Warned them about what they might read or hear?

“No, we don’t speak about the media.”

He did agree this week has been the most testing in three seasons as England coach.

“Without a doubt and it’s going to be good for us.”

Jones is coaching on familiar terrain. He was embroiled in two World Cup finals (2003 as Wallabies head coach and with the Springboks in 2007) and has suffered similar slumps.

“I’ve had plenty of them, mate. The Brumbies, we lost the first three games of the season. South Africa in 2007 we lost three of the four Tri Nations games before the World Cup. Australia, we were beaten by 50 points by New Zealand six months before the [2003]World Cup.

“All these periods test you and you learn from them and become a stronger team.

“Experience teaches you a bit, it doesn’t teach you some things, but it teaches you a bit.”

Before news broke about Marius van der Westhuizen removal as touch judge – World Rugby admitting error – Jones’s answers had became monosyllabic to the point that the media manager interjected: “Guys, I think we can stick to the Ireland game.
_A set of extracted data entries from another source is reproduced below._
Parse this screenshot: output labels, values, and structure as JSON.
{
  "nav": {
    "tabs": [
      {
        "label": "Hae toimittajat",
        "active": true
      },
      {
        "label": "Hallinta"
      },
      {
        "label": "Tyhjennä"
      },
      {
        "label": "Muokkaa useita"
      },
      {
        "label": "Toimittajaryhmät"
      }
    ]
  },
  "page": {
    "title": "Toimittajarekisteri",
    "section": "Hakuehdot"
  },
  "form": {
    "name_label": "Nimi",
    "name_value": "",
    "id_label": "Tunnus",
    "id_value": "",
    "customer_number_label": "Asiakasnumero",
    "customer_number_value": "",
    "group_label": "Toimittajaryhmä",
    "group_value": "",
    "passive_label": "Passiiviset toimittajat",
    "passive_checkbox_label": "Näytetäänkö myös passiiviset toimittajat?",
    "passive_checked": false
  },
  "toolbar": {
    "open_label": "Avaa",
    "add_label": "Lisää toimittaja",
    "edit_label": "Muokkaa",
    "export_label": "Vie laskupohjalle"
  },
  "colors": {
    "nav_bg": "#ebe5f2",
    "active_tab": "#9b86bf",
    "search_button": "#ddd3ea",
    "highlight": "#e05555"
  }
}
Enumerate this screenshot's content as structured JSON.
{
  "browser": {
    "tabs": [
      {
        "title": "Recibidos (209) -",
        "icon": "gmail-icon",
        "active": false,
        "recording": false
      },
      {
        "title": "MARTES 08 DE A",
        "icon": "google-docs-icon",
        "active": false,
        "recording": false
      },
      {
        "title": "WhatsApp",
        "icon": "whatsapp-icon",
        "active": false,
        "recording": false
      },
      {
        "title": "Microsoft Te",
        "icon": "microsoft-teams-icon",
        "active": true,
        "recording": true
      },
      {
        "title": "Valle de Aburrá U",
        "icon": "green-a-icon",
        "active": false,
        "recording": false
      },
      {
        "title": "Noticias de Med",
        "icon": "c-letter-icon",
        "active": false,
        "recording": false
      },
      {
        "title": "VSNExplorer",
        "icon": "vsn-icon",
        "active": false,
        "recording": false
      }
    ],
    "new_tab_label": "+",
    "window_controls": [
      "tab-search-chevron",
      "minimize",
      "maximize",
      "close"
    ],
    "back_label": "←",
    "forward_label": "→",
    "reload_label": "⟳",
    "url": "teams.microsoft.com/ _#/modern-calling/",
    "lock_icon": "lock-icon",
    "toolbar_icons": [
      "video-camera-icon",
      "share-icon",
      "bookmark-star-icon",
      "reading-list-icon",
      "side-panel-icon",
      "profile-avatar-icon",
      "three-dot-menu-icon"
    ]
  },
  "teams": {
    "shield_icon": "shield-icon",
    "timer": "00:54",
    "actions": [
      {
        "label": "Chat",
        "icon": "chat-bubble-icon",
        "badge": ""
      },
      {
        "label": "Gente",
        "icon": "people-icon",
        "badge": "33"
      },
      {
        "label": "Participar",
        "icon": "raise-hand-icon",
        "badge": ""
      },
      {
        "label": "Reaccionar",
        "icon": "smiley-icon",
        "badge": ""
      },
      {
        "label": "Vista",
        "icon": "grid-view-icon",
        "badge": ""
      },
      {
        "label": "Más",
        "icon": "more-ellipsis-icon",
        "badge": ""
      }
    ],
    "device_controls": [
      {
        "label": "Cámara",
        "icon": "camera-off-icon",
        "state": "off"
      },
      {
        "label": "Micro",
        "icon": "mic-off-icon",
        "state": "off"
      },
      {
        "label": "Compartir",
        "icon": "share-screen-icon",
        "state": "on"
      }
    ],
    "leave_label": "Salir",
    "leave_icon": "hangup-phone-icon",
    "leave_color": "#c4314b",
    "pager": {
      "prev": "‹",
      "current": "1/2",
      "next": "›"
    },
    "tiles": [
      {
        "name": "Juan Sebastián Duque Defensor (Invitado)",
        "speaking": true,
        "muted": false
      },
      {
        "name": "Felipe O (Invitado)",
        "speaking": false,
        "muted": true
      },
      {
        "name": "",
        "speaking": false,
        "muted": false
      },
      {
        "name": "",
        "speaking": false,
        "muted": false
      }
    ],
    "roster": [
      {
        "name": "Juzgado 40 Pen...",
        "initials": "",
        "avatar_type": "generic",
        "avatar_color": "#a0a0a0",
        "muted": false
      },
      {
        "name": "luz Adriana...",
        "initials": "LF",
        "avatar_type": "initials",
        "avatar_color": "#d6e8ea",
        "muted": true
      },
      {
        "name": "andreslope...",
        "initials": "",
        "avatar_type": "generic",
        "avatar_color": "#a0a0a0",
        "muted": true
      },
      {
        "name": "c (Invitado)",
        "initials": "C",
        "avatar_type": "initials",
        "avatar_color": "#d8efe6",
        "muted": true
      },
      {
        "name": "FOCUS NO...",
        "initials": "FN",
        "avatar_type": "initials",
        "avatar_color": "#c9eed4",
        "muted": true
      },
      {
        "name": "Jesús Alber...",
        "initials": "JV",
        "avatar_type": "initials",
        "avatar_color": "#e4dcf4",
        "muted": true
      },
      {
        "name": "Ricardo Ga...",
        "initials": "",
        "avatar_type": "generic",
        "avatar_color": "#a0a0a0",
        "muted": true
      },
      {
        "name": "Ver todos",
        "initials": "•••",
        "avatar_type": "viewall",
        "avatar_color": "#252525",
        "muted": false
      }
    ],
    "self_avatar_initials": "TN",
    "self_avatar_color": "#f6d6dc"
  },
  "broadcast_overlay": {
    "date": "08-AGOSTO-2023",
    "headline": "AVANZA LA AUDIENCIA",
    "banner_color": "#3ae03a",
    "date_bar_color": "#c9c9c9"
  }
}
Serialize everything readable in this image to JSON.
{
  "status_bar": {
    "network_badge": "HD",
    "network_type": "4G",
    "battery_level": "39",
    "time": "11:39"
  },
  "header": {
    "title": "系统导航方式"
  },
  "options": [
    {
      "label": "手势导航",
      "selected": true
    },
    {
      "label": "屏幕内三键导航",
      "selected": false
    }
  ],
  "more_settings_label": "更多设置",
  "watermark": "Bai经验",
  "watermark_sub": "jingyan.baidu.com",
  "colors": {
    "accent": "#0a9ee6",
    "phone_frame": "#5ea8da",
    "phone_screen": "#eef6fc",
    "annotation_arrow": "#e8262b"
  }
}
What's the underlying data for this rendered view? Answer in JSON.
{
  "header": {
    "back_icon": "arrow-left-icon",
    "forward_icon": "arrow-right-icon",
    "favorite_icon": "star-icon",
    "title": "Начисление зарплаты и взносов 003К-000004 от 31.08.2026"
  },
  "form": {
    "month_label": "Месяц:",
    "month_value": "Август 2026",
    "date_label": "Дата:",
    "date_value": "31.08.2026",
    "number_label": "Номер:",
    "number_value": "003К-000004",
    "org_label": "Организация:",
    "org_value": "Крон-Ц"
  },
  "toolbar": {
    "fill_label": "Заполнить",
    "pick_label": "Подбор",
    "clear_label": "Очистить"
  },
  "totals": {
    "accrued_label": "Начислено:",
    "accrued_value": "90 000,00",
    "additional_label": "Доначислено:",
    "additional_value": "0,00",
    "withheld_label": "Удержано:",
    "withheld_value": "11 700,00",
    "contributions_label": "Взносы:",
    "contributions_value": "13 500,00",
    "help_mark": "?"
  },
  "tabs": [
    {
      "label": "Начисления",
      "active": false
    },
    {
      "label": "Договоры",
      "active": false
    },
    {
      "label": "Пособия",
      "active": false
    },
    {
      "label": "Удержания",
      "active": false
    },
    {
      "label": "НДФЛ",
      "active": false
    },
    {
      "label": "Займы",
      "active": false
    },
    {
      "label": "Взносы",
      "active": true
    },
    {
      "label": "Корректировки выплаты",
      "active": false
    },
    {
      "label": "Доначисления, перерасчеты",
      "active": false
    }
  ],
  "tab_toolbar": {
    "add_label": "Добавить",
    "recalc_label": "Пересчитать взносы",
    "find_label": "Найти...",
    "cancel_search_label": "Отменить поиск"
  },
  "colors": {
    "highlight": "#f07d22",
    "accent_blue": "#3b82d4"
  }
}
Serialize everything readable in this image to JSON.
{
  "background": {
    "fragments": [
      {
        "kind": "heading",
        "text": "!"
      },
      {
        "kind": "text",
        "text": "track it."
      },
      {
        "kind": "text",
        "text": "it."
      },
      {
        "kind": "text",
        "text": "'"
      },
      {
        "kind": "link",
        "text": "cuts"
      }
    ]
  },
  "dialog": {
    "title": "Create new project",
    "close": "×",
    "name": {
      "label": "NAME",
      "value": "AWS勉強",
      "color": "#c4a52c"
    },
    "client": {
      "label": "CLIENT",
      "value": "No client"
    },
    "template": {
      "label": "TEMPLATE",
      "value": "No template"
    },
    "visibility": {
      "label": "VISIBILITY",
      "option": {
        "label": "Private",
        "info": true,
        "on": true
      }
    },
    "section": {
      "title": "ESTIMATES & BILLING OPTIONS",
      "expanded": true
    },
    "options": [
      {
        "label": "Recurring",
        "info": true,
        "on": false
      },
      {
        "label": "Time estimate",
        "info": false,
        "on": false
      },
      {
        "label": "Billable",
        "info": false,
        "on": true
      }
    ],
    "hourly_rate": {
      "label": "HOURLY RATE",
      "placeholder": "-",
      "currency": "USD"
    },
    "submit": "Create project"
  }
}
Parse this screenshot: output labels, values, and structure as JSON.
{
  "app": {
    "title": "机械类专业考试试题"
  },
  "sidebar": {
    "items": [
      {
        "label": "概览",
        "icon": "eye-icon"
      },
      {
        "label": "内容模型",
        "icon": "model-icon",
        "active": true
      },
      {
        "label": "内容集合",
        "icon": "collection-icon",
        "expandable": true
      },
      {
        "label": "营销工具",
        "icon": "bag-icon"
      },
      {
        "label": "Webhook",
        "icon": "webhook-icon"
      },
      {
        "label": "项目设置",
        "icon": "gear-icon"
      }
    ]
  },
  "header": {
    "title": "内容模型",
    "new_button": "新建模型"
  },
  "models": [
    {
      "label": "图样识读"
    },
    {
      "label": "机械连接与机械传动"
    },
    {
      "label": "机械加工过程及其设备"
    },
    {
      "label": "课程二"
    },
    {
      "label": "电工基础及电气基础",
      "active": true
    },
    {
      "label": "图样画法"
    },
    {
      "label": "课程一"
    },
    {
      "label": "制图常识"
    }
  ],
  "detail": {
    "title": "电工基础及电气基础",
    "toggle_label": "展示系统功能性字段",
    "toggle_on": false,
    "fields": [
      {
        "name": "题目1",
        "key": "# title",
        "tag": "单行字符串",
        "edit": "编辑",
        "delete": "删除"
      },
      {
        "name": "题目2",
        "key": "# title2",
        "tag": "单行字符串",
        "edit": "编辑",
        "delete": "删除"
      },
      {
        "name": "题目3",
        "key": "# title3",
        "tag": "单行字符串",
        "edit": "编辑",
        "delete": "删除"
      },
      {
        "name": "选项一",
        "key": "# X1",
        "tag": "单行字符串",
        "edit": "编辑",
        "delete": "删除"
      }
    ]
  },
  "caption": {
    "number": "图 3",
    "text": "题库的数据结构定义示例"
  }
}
We are just running around in circles.”

Nobody wants a silenced Jones but he didn’t like the new questions either.

England won two Six Nations titles with Ford at outhalf and Farrell alongside him in split playmaking roles that looked like the Jones plan to deliver William Webb Ellis as much as Joe Schmidt leans on Conor Murray and Johnny Sexton.

Build an empire

Manu Tuilagi may never return so this malfunctioning 10-12 against France, with Ford drifting deeper into the abyss, means Te'o gets to reacquaint himself with Bundee Aki.

“Selection always has to be a merit based process.”

That brought matters to the tighthead England wanted to build an empire upon. Cole is benched as Sinckler – who was preferred cover for Tadhg Furlong – gets a chance.

“Sometimes you just need something a little bit different. With the resources we have available I think this is the best 23.”

Kruis, Sam Simmonds and Haskell are tasked to be power forwards in place of injured trio Billy Vunipola, Nathan Hughes and Courtney Lawes.

“I’ve picked a side that I think can get us on the front foot against Ireland.”

Only half-hearted wise cracks, Jones never sounded so unconvincing until perking up in the final exchanges. Maybe England in Twickenham can paper over the cracks.

"I got stats from yesterday's training that shows we are in our best physical state since the Six Nations began."

So this is an emotional test more than anything?

“100 per cent. It’s mental. When you lose a game of rugby it’s not your ability to play rugby, it’s not your fitness, it’s your ability to mentally come back from the game and that’s being tested at the moment.

“It’s the first time we have been tested like this. It’s better off it’s happening now rather than later on.”